Unsolicited Advice to Lawyers with Associates

Since I joined the LCL staff in 1998, I have personally seen 2 or 3 lawyers a year who come in distressed, and often depressed, with regard to their role as associate in a law firm. In some cases, they function as sole underling to a seasoned veteran who has taken them into an otherwise solo or small practice. In other cases, they are making a big income with a giant and prestigious firm. In either situation, the associates that I see (who are, of course, self-selecting to come to LCL) are struggling to keep their heads above water.

They complain that they feel swamped with work demands, but ill-equipped to do a good job. The more senior attorneys to whom they answer are quick to point out the associates’ errors, but mostly unavailable to provide guidance. (In some cases, their “door is always open,” but on most given occasions they are too busy.) In a small practice, the associate is sometimes in the predicament of having to try to juggle many different kinds of cases at once, all of them with little previous experience, further reducing their chances of attaining mastery. They have little or no say about how they are to spend their time or how a case is to be addressed (i.e., the senior attorney expects that it will be handled just as s/he would have done). Many of these individuals were highly successful in law school and now feel much less competent, humbled if not humiliated.
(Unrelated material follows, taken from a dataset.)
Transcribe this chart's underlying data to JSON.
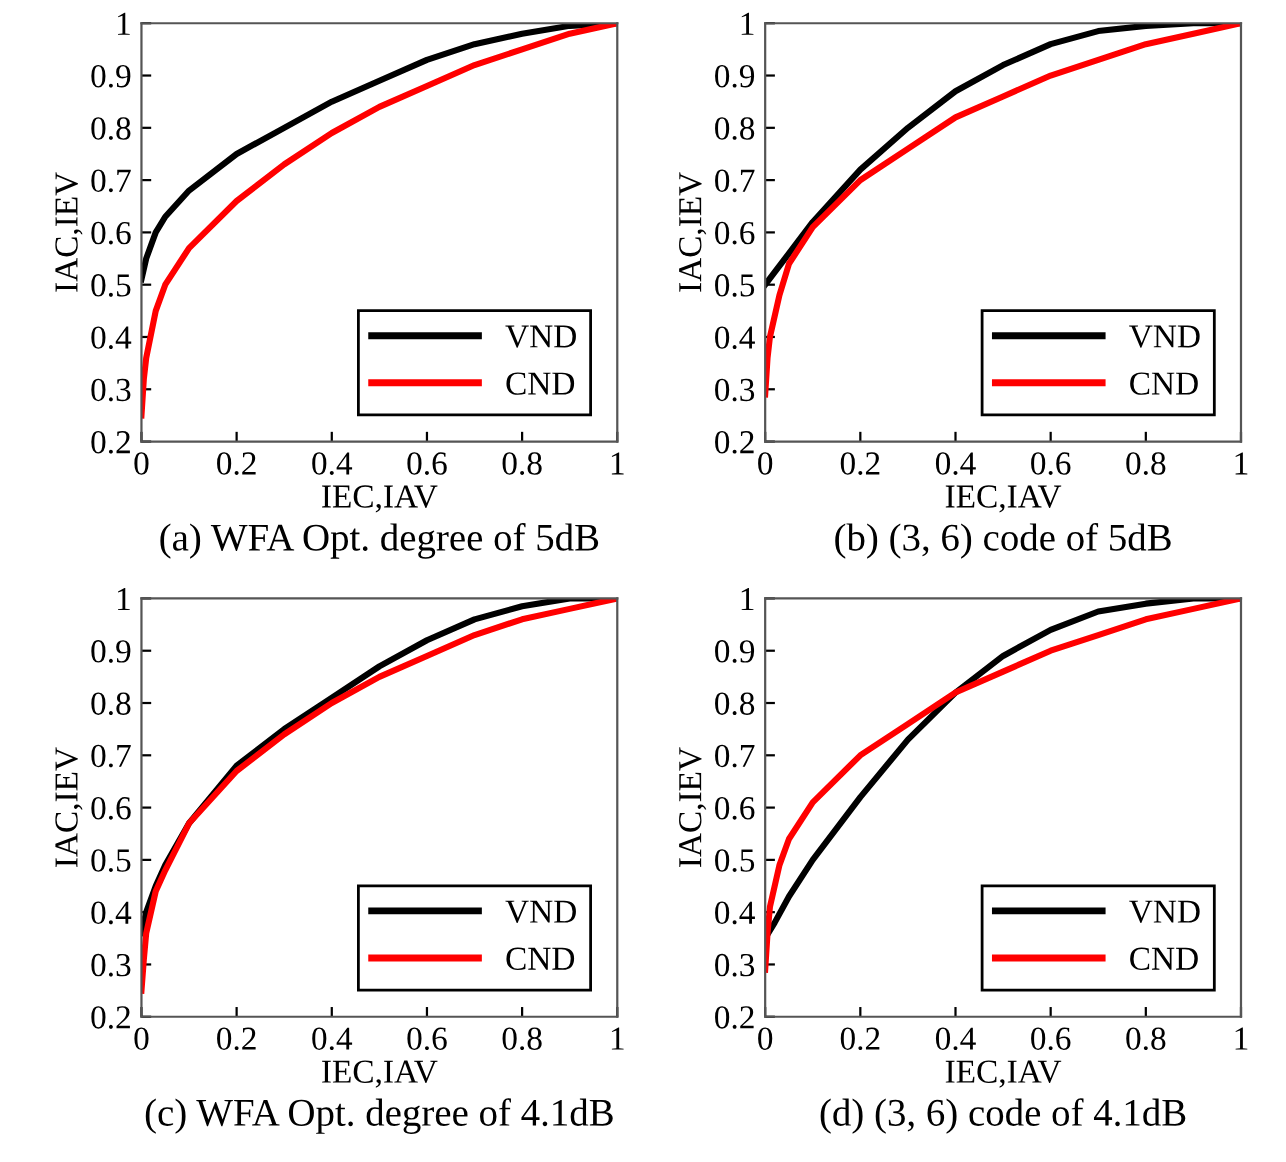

Some of these associates blame the seemingly uncaring boss to whom they answer. Others blame themselves. Either way, as their mood declines, so does their productivity. They respond by working more hours. As their home lives or social lives deteriorate, their lives become less balanced and they are less able to function in a healthy way. Eventually, they either make it through this “rite of passage,” gradually master the needed skills, and re-achieve personal equilibrium, or they leave the firm. In some firms, large and small, the turnover rate is high.
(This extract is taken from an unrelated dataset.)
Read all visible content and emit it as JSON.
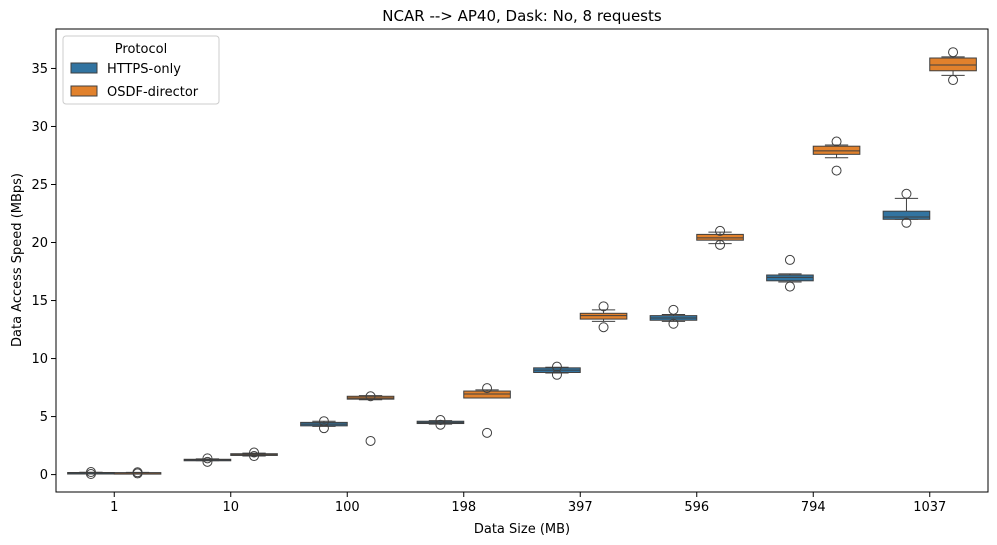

From a psychologist’s point of view (and these thoughts are influenced by the writings of Dr. Martin Seligman, father of “positive psychology,” who has addressed himself to depression-promoting aspects of the lives of lawyers), if someone running a law firm wanted to keep the firm’s associate(s) happier and more productive, and to retain more of these newer lawyers for a longer period once they have learned the ropes, one might do some of the following:

• Provide actual mentoring, not just oversight. Take some time, even one uninterrupted hour a week, focused entirely on the associate’s questions, concerns, and ideas. The time you invest will likely pay for itself in the associate’s increased productivity, flowing not only from the concrete information and advice that you can provide, but also from his or her increased effort in response to sensing your support and interest.

• People are generally more productive (and happier) according to Seligman and others, not to mention common sense, when empowered to have a say in what they do (what he calls “decision latitude). That suggests that your associate will do better if there is some discussion about what s/he will do and how, and if the associate has a voice and choice in determining how their time will be spent. That is likely to include a chance to master certain kinds of tasks before plunging into others.

• Different associates are likely to have different strengths, based not only on past experience/learning but even more on personality and native talents. You can utilize a win-win strategy by noticing and capitalizing on their particular strengths, increasing their sense of efficacy and optimizing their contribution to the firm.

My sense is that such efforts will pay off in productivity, retention, interpersonal atmosphere, decreased conflict, etc. Meantime, LCL remains a consultative resource for those (at any level of the hierarchy) who find their work environments a source of stress and dysfunction.